Quand l'évaluation du mentor diverge-t-elle de celle d'un utilisateur en aval — la convergence de la boucle garantit-elle un succès dans le monde réel, ou seulement un succès face au modèle mental du mentor ? Quel est l'écart entre « l'apprenti a exécuté ce cas » et « l'apprenti peut exécuter un cas frère que le mentor n'avait pas anticipé » ? Comment détecter qu'un document a surajusté à la suite de régression elle-même plutôt qu'à la compétence sous-jacente ? Et quel est le bon substrat pour les documents — Markdown, un schéma structuré, un runbook exécutable, un petit programme — sachant que l'apprenti les lira avec un modèle dont les préférences évoluent dans le temps ?

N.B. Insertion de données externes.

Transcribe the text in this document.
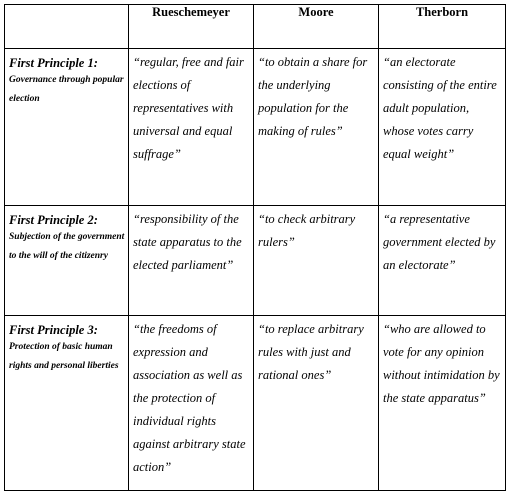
	Rueschemeyer	Moore	Therborn

First Principle 1:
Governance through popular election	“regular, free and fair elections of representatives with universal and equal suffrage”	“to obtain a share for the underlying population for the making of rules”	“an electorate consisting of the entire adult population, whose votes carry equal weight”

First Principle 2:
Subjection of the government to the will of the citizenry	“responsibility of the state apparatus to the elected parliament”	“to check arbitrary rulers”	“a representative government elected by an electorate”

First Principle 3:
Protection of basic human rights and personal liberties	“the freedoms of expression and association as well as the protection of individual rights against arbitrary state action”	“to replace arbitrary rules with just and rational ones”	“who are allowed to vote for any opinion without intimidation by the state apparatus”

Où cela s'insère avec les autres axes

La personnalité synthétique, c'est ce qu'est l'agent. La mémoire agent, c'est comment il s'adapte à l'utilisateur qu'il sert. La connaissance en boucle fermée, c'est comment le système dans son ensemble s'améliore depuis les traces de production. La distillation de compétence se situe à côté de la connaissance en boucle fermée : c'est le chemin par lequel le savoir-faire de l'équipe — les choses que l'agent éduqué fait silencieusement bien — devient transférable aux agents frais, aux futurs coéquipiers et à tout modèle qui devra faire ce travail demain. Sans cela, chaque onboarding recommence à zéro.